Indeed, cumulative equity is one of the pillars of a happy retirement for many Americans. Unfortunately, the rise and fall of our home’s value can feel very far beyond our control for most of us. In fact, why our home loses or gains value can feel like a bit of a mystery for many homeowners. In this post, we’ll look at several factors that can drive more equity into your property and a few that may subvert your efforts to build value in your home.
Close To… or Location! Location! Location!
One of the biggest things that is out of your control after you’ve bought your home, is how close it is to the hottest district in town. You may have bought the home you could afford in the neighborhood you could afford, knowing full well that you’d have to travel to get to nightlife options, dining options, shopping, or where the employers have their workplaces. But, you may get lucky and have all of that come to you one day.
One of the biggest neighborhood factors that can drive new value into your property is a rise in the cache of your neighborhood, thanks to new hubs of activity moving in. Conversely, one of the biggest things out of your control that can hurt the value of your property are developments in your vicinity that make your neighborhood less desirable – think massive new freeway developments, or a new airport in your immediate area.

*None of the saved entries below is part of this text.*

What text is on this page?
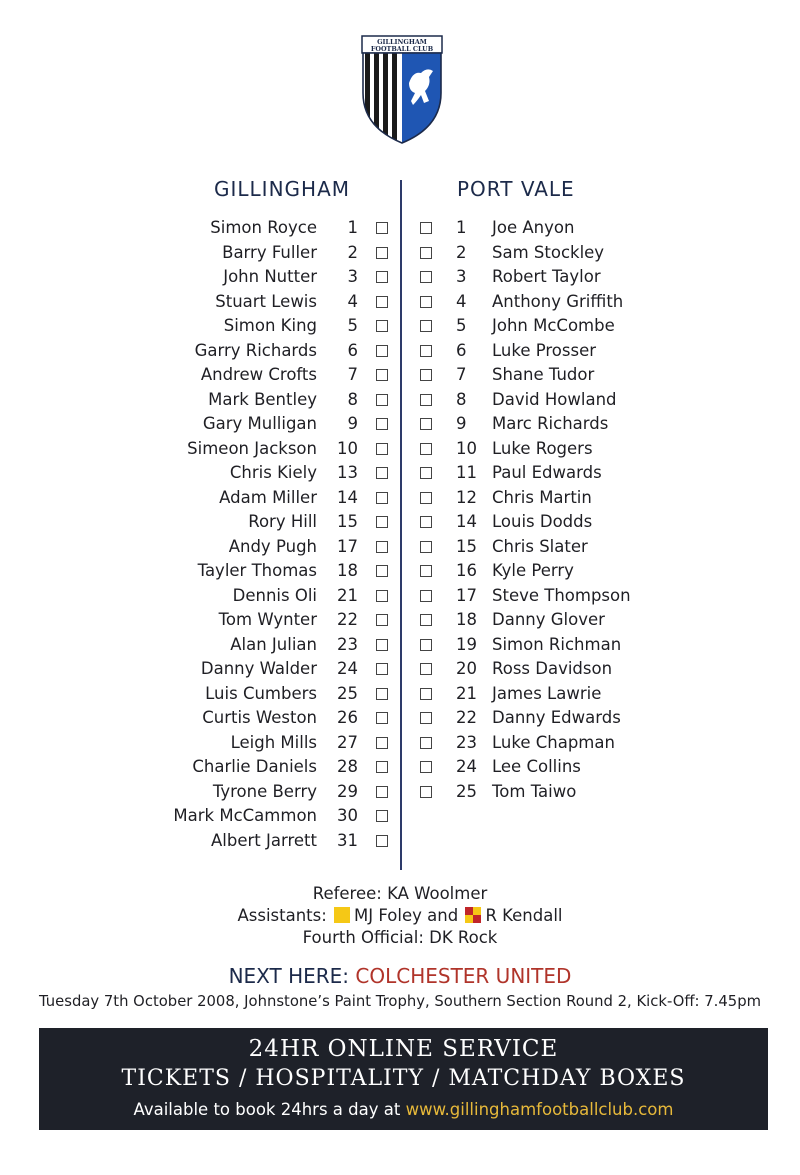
GILLINGHAM
FOOTBALL CLUB
GILLINGHAM	PORT VALE
Simon Royce	1
Barry Fuller	2
John Nutter	3
Stuart Lewis	4
Simon King	5
Garry Richards	6
Andrew Crofts	7
Mark Bentley	8
Gary Mulligan	9
Simeon Jackson	10
Chris Kiely	13
Adam Miller	14
Rory Hill	15
Andy Pugh	17
Tayler Thomas	18
Dennis Oli	21
Tom Wynter	22
Alan Julian	23
Danny Walder	24
Luis Cumbers	25
Curtis Weston	26
Leigh Mills	27
Charlie Daniels	28
Tyrone Berry	29
Mark McCammon	30
Albert Jarrett	31
1	Joe Anyon
2	Sam Stockley
3	Robert Taylor
4	Anthony Griffith
5	John McCombe
6	Luke Prosser
7	Shane Tudor
8	David Howland
9	Marc Richards
10 Luke Rogers
11 Paul Edwards
12 Chris Martin
14 Louis Dodds
15 Chris Slater
16 Kyle Perry
17 Steve Thompson
18 Danny Glover
19 Simon Richman
20 Ross Davidson
21 James Lawrie
22 Danny Edwards
23 Luke Chapman
24 Lee Collins
25 Tom Taiwo
Referee: KA Woolmer
Assistants: MJ Foley and R Kendall
Fourth Official: DK Rock
NEXT HERE: COLCHESTER UNITED
Tuesday 7th October 2008, Johnstone’s Paint Trophy, Southern Section Round 2, Kick-Off: 7.45pm
24HR ONLINE SERVICE
TICKETS / HOSPITALITY / MATCHDAY BOXES
Available to book 24hrs a day at www.gillinghamfootballclub.com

(Re)Development(s) in the Area
Along that same line, one of the things that can radically affect the value of your home is a phenomenon that can be called “the rising tide.” Depending on what is happening in your larger area, development or redevelopment of your neighborhood can have a rising tide affect that affects property value.
If your neighborhood suddenly gets “hot” and the speculators and developers start buying up properties and redeveloping them for resale or renting, you’re in luck! Your property value will rise along with all those that outside investors are pouring money into.

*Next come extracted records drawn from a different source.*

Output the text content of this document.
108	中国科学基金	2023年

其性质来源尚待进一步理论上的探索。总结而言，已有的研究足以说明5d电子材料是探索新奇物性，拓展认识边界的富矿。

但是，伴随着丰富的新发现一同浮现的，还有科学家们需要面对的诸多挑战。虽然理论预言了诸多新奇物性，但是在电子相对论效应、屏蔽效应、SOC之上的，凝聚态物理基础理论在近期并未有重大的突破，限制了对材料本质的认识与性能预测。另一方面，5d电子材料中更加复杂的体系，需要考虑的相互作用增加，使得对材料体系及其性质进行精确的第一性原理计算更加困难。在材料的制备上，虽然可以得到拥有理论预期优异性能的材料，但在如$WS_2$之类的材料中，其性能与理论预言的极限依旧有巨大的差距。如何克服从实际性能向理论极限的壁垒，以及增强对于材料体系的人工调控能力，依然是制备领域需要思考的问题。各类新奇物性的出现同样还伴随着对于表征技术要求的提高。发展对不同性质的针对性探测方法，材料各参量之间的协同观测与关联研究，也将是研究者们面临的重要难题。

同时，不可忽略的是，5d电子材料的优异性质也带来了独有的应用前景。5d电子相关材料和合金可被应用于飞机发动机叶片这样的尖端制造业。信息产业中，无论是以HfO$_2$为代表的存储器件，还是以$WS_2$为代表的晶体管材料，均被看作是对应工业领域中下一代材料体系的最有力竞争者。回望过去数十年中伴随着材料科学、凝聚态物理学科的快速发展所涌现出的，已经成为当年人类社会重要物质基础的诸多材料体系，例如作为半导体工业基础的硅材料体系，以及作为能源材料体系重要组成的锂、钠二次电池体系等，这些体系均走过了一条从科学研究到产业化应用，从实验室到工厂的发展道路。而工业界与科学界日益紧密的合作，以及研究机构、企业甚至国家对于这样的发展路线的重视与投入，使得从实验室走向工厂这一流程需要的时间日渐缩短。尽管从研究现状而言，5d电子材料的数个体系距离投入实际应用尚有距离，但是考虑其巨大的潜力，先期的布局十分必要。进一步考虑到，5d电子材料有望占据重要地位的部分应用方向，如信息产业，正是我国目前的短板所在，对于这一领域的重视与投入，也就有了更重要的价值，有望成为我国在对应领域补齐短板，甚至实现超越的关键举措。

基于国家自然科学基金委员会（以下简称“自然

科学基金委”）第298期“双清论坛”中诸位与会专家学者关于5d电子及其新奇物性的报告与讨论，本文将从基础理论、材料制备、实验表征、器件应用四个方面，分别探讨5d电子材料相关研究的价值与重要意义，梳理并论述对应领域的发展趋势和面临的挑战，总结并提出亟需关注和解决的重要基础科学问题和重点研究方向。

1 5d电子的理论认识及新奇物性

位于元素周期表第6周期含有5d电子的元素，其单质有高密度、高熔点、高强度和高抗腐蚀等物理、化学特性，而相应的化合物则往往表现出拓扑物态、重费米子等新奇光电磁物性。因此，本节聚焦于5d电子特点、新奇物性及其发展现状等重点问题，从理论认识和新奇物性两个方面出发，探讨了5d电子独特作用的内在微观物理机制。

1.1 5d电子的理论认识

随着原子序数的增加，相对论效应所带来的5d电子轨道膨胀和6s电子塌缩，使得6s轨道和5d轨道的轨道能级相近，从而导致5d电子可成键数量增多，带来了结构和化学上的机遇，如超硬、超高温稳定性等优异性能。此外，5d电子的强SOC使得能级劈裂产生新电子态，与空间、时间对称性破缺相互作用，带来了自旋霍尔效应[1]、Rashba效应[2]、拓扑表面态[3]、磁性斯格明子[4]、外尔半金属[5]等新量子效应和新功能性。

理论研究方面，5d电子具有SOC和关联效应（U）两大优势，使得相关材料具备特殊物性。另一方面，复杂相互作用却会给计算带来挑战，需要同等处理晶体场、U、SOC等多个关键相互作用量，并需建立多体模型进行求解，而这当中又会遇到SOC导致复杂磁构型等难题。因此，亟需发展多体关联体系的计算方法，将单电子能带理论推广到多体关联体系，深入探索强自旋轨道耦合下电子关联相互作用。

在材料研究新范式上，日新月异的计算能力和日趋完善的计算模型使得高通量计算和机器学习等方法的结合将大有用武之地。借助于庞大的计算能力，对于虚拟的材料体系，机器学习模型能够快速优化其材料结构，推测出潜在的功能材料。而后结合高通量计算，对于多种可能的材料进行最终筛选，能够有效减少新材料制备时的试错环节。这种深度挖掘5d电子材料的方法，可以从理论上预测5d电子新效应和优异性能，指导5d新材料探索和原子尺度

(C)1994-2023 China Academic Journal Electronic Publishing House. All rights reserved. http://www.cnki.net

Remember when your home was appraised as a part of the purchase (loan qualification) process, and they looked around your immediate area for homes similar to yours that had sold recently? The appraiser would then use these listings as “comps” to determine what your home might be worth.

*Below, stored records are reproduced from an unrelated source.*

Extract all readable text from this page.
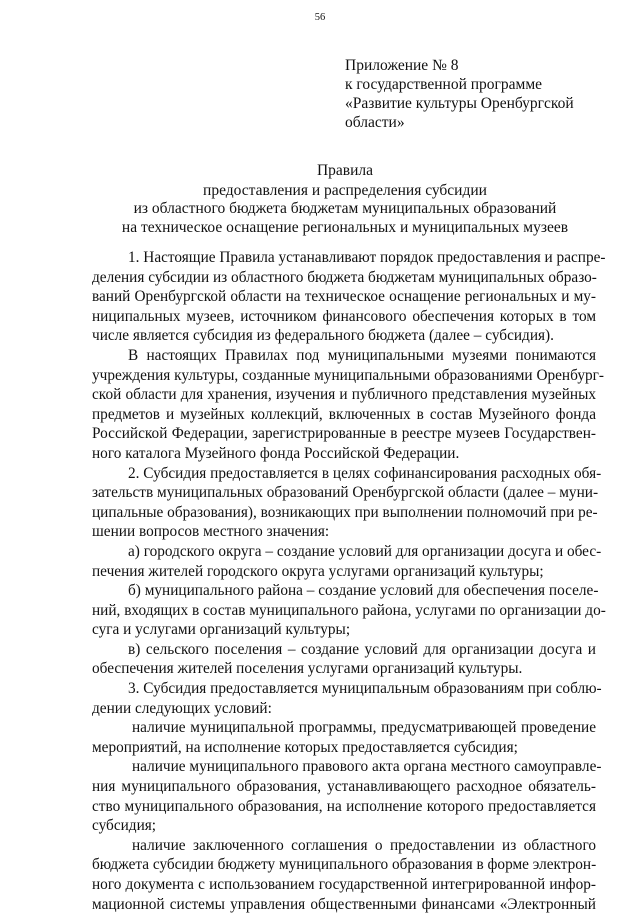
56
Приложение № 8
к государственной программе
«Развитие культуры Оренбургской
области»
Правила
предоставления и распределения субсидии
из областного бюджета бюджетам муниципальных образований
на техническое оснащение региональных и муниципальных музеев
1. Настоящие Правила устанавливают порядок предоставления и распре-
деления субсидии из областного бюджета бюджетам муниципальных образо-
ваний Оренбургской области на техническое оснащение региональных и му-
ниципальных музеев, источником финансового обеспечения которых в том
числе является субсидия из федерального бюджета (далее – субсидия).
В настоящих Правилах под муниципальными музеями понимаются
учреждения культуры, созданные муниципальными образованиями Оренбург-
ской области для хранения, изучения и публичного представления музейных
предметов и музейных коллекций, включенных в состав Музейного фонда
Российской Федерации, зарегистрированные в реестре музеев Государствен-
ного каталога Музейного фонда Российской Федерации.
2. Субсидия предоставляется в целях софинансирования расходных обя-
зательств муниципальных образований Оренбургской области (далее – муни-
ципальные образования), возникающих при выполнении полномочий при ре-
шении вопросов местного значения:
а) городского округа – создание условий для организации досуга и обес-
печения жителей городского округа услугами организаций культуры;
б) муниципального района – создание условий для обеспечения поселе-
ний, входящих в состав муниципального района, услугами по организации до-
суга и услугами организаций культуры;
в) сельского поселения – создание условий для организации досуга и
обеспечения жителей поселения услугами организаций культуры.
3. Субсидия предоставляется муниципальным образованиям при соблю-
дении следующих условий:
наличие муниципальной программы, предусматривающей проведение
мероприятий, на исполнение которых предоставляется субсидия;
наличие муниципального правового акта органа местного самоуправле-
ния муниципального образования, устанавливающего расходное обязатель-
ство муниципального образования, на исполнение которого предоставляется
субсидия;
наличие заключенного соглашения о предоставлении из областного
бюджета субсидии бюджету муниципального образования в форме электрон-
ного документа с использованием государственной интегрированной инфор-
мационной системы управления общественными финансами «Электронный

Well, if many of the homes in your neighborhood are getting fixed up and rising in value thanks to someone else’s investment dollars, this will in turn raise the value of your own property, as well.
Maintenance, Maintenance, Maintenance
Unfortunately, the opposite is also true. If you bought a home at the peak value for your neighborhood, or if your neighborhood was the hottest new thing at the time of your purchase, then you may be in for a downturn or a plateau in property value.
This can be exacerbated by your neighborhood going “more rental,” or by your neighbors failing to maintain their properties as you do yours. But for the most part, you can take heart – real estate has been steadily increasing in value over time, with all properties becoming more valuable as the years roll by, independent of all of these other factors.